No one was around when it happened.
There was no applause or congratulations.
No one thanked her or praised her.
Like a leaf falling from a tree, she just let go.
It wasn’t good and it wasn’t bad.
It was what it was, and it is just that.
In the space of letting go, she let it all be.
A small smile came over her face.
A light breeze blew through her.
And the sun and the moon shone forevermore…
After reading it, I always feel a release. This time it’s time to let go—not of social media profiles, but of the hopes and dreams attached to them.

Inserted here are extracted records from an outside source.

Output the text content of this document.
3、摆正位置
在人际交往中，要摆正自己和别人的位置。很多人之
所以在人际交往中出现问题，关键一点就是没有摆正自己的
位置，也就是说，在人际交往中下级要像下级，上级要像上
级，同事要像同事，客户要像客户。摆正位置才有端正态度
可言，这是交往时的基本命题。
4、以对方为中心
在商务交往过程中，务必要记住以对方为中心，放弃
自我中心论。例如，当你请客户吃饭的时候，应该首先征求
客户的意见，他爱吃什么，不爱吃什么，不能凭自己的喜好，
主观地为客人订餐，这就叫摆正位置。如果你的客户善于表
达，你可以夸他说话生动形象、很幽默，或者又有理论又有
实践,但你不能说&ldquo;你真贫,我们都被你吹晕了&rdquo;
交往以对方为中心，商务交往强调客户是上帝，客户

I won’t make drastic changes, like changing the name or branding of my Substack. My “Japan diaries” series has given me a better idea of how I want the newsletters to read.
I’m inspired by The Simple Letter, Super Ordinary Life, and The Salon, and I see myself leaning toward this kind of artistic journaling.
There will still be occasional travel content because, of course, I still love to travel, and I’m constantly on the road. I’m not sure yet how much of all this will end up taking shape, since I find myself with one foot in and one foot out of socials. So please hang in there with me as I figure all these things out.
I wish you all a happy holiday season and a soft new start to 2026.
Love,
Ana
What do you have on the horizon for 2026? How do you feel about Substack becoming social media? Have you experienced any internal changes recently? My favourite thing about writing is to keep chatting in the comments!




This has been one of my favourite reads of the week! 'Maybe ideas live in the places you live in' - what a thing to think about.
Food for thought here Ana. I think of Substack as a place where you can develop your original voice. And you do that by creating only when you get the urge to create. But, it's still social media with all its assorted anxieties-a break or rethink can be a good thing. As they say in zen you can "put it all down" for a while!